'Los sofocos de la crisis' por Jacqueline Campos
Los ejecutivos y empresarios
españoles son de los más estresados del mundo y los segundos de Europa, tranquilos
que por el momento nos ganan los griegos. ¿A alguien le extraña esta encuesta?
Vaya panorama. De los contados trabajadores que quedan, el 40% está estresado y
las
previsiones para el futuro apuntan a un considerable aumento de aquí a cinco
años. Los especialistas afirman que con los recortes se han reducido los
avances en materia de prevención y diagnóstico de la citada epidemia. Con lo
bien que íbamos antes de los puñeteros recortes. Fíjese usted, parece ser que el
primer paso para atajar esta tendencia es que los jefes siempre tengan sus
niveles estabilizados para que de esta forma no repercuta a sus subalternos.
Palabras de un psicólogo que al problema no le ve enmienda.
La falta de sueño es el primer signo de alerta,
le sigue la dificultad para concentrarse, nerviosismo, preocupación, agotamiento,
náuseas y palpitaciones. Me da la impresión que con estos síntomas estamos
todos. Jefes, trabajadores, parados, ninis, estudiantes y escolares. Empecemos
por los más pequeños y concretamente por los alumnos de Primaria que, acompañados
de sus padres, se manifestaban en protesta por la falta de profesores en su
colegio de Marbella. Sin docente y sin especialistas de Pedagogía Terapéutica.

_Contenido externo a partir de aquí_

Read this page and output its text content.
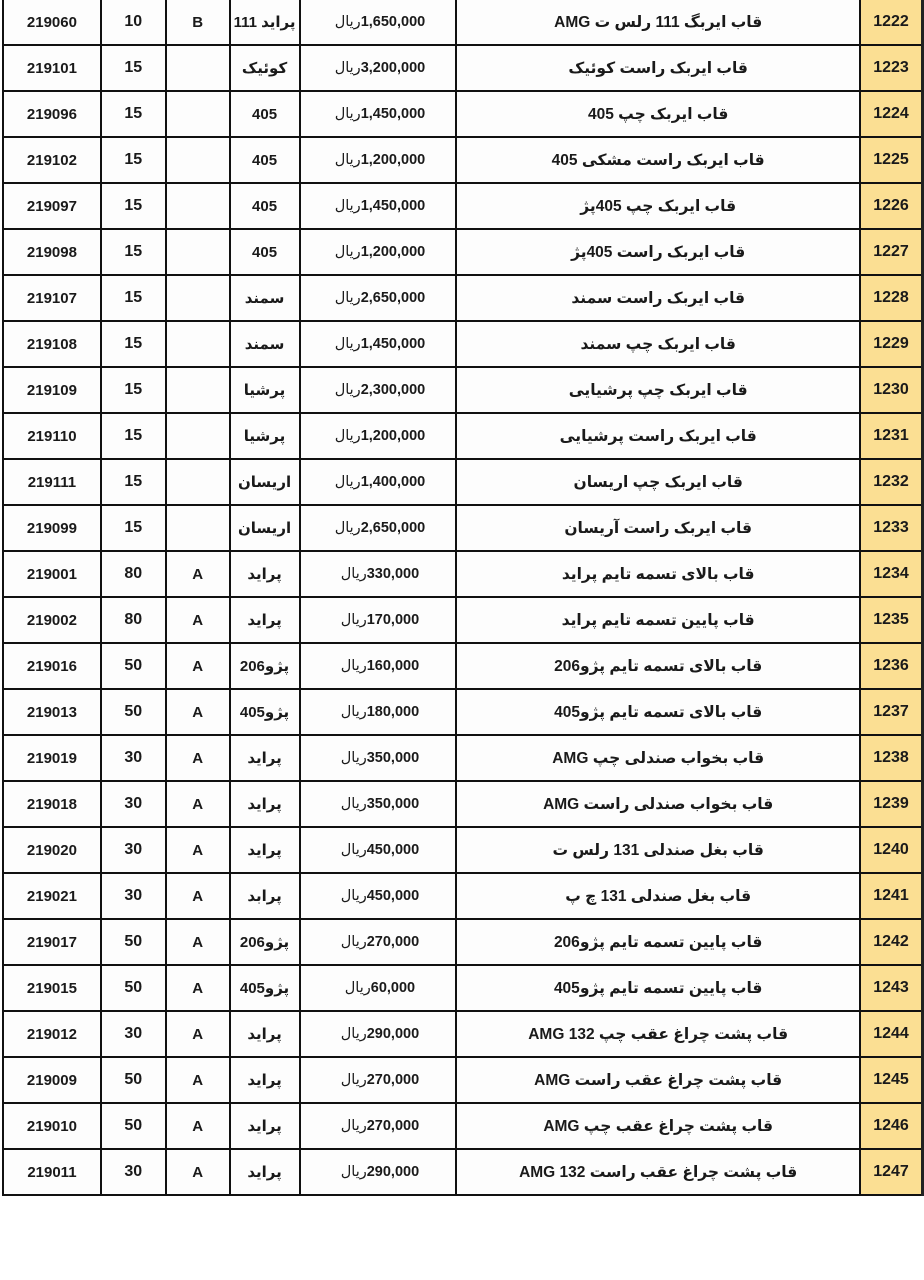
219060	10	B	پراید 111	1,650,000ریال	قاب ایربگ 111 رلس ت AMG	1222
219101	15		کوئیک	3,200,000ریال	قاب ایربک راست کوئیک	1223
219096	15		405	1,450,000ریال	قاب ایربک چپ 405	1224
219102	15		405	1,200,000ریال	قاب ایربک راست مشکی 405	1225
219097	15		405	1,450,000ریال	قاب ایربک چپ 405پژ	1226
219098	15		405	1,200,000ریال	قاب ایربک راست 405پژ	1227
219107	15		سمند	2,650,000ریال	قاب ایربک راست سمند	1228
219108	15		سمند	1,450,000ریال	قاب ایربک چپ سمند	1229
219109	15		پرشیا	2,300,000ریال	قاب ایربک چپ پرشیایی	1230
219110	15		پرشیا	1,200,000ریال	قاب ایربک راست پرشیایی	1231
219111	15		اریسان	1,400,000ریال	قاب ایربک چپ اریسان	1232
219099	15		اریسان	2,650,000ریال	قاب ایربک راست آریسان	1233
219001	80	A	پراید	330,000ریال	قاب بالای تسمه تایم پراید	1234
219002	80	A	پراید	170,000ریال	قاب پایین تسمه تایم پراید	1235
219016	50	A	پژو206	160,000ریال	قاب بالای تسمه تایم پژو206	1236
219013	50	A	پژو405	180,000ریال	قاب بالای تسمه تایم پژو405	1237
219019	30	A	پراید	350,000ریال	قاب بخواب صندلی چپ AMG	1238
219018	30	A	پراید	350,000ریال	قاب بخواب صندلی راست AMG	1239
219020	30	A	پراید	450,000ریال	قاب بغل صندلی 131 رلس ت	1240
219021	30	A	پرابد	450,000ریال	قاب بغل صندلی 131 چ پ	1241
219017	50	A	پژو206	270,000ریال	قاب پایین تسمه تایم پژو206	1242
219015	50	A	پژو405	60,000ریال	قاب پایین تسمه تایم پژو405	1243
219012	30	A	پراید	290,000ریال	قاب پشت چراغ عقب چپ AMG 132	1244
219009	50	A	پراید	270,000ریال	قاب پشت چراغ عقب راست AMG	1245
219010	50	A	پراید	270,000ریال	قاب پشت چراغ عقب چپ AMG	1246
219011	30	A	پراید	290,000ریال	قاب پشت چراغ عقب راست AMG 132	1247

Valiente forma recortada y precaria de empezar un curso escolar y primeras
jornadas de estrés infantil. La situación en las universidades tampoco es muy
halagüeña que digamos. Caída de número de alumnos cursando menos asignaturas y
una rectora preocupada por un posible exceso de abandono de las aulas. Algo tan
penoso como que las familias no puedan permitirse que sus hijos sigan
estudiando. Padres y madres con muchos de los síntomas antes enumerados.
Ninis,
los que ni estudian ni trabajan, que ya se cuentan por miles en estado de limbo
existencial y presa fácil de la delincuencia organizada. Tribus de jóvenes que
pasan de forma inadvertida por una sociedad globalizada que les imposibilita
desarrollar sus pocas o muchas capacidades. Parados, que no dejan de moverse en busca de soluciones y que cada
mañana llaman a todas las puertas que sean posibles. Personas con más de una visita al centro de salud
para llevarse la receta, con o sin copago, de algún que otro antidepresivo. En
este caso, es que ni pregunto lo del estrés.
Lo de las exigencias de
la vida moderna, competencia, status
social, ambición,
frustración, depresión, creencias y
el modo de ver las cosas
hasta hace unos años eran los motivos, políticamente correctos, que causaban la
que llamábamos enfermedad de moda. Hoy en día me resultan ñoñas con la que está
cayendo y ya no digo la encuesta de marras que además apunta la importancia de
organizar bien el trabajo y los objetivos, dar cierta flexibilidad a los
trabajadores y que cada uno sepa qué papel le corresponde para no perder la
calma porque estresados, dice, todos rendimos menos. Y yo que
creí que lo de la frivolidad era sólo en otras fiestas!